Brain MRI segmentation using initial contour KPCM and optimal speed function for improved level set method

Abstract

Brain tumors are most aggressive kind of diseases, if left untreated may lead to very short life expectancy. Assessment of these tumors is usually done by Magnetic Resonance Imaging (MRI), but MRI produces large amount of data which rule out the manual segmentation in the stipulated time, also restricts the use of accurate quantitative evaluation in the clinical practice. So a reliable and automatic segmentation approach is required. Tumor segmentation in MRI brain image is a basic task in many computer vision problems. A typical methodology is to utilize Fuzzy iterative clustering algorithms that segregates the pixels into a given number of clusters. Nevertheless, the majority of these computations pose a few disadvantages which includes, they are time consuming, sensitive to noise and requires intialization. To overcome these problems, a novel segmentation method based on Particle Swarm Optimization (PSO) and rejection of outliers combined with level set method is developed. So as to enhance the segmentation result obtained from the previous research an Optimized Kernel Possibilistic C-Means (OKPCM) algorithm is proposed. Generally, in KPCM algorithm, an initial value of cluster centers is chosen randomly, but in our proposed method we change the existing KPCM algorithm by taking the cluster center initialization in to account.
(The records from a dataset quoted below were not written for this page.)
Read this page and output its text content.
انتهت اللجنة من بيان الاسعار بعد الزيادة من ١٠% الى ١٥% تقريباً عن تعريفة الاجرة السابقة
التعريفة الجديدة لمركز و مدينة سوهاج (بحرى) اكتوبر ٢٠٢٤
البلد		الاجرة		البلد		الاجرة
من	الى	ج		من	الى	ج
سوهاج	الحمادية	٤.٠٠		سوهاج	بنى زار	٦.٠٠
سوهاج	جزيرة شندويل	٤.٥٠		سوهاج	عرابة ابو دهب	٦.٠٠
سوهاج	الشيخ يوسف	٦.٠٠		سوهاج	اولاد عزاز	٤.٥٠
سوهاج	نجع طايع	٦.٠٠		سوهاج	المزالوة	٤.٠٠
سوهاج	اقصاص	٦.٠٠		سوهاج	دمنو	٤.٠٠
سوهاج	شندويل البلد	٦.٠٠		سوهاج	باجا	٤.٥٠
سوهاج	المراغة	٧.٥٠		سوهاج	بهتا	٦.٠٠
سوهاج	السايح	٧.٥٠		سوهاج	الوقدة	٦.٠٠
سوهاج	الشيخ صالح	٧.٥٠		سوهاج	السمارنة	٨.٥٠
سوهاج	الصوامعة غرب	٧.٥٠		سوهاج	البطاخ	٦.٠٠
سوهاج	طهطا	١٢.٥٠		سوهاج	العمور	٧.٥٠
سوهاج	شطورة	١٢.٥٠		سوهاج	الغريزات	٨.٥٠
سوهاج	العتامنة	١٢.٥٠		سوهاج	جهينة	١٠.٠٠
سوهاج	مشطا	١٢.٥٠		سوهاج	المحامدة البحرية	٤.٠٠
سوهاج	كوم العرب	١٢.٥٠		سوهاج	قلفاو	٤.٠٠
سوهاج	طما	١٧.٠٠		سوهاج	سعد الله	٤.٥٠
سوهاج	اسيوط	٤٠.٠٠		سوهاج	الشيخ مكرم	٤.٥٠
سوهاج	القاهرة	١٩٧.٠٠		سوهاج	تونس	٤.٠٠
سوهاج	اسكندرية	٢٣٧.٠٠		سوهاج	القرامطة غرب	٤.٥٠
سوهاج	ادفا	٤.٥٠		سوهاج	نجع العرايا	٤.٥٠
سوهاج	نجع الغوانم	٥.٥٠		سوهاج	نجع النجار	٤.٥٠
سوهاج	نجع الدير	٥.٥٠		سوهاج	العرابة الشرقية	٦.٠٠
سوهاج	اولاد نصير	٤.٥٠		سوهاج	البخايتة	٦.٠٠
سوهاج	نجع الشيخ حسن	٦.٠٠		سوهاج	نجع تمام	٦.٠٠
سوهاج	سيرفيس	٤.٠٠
With the assistance of PSO method the cluster centers are picked ideally and the subsequent fuzzy clustering is utilized to specify an initial level set counter in the proposed improved level set based segmentation. The new improved level set based method has new speed function which efficiently removes boundary (contour) leakage problem is designed. The experiment is carried out on BRATS 2015 database and results are analyzed. The experimental results show that the proposed approach achieved segmentation accuracy of 96.83%.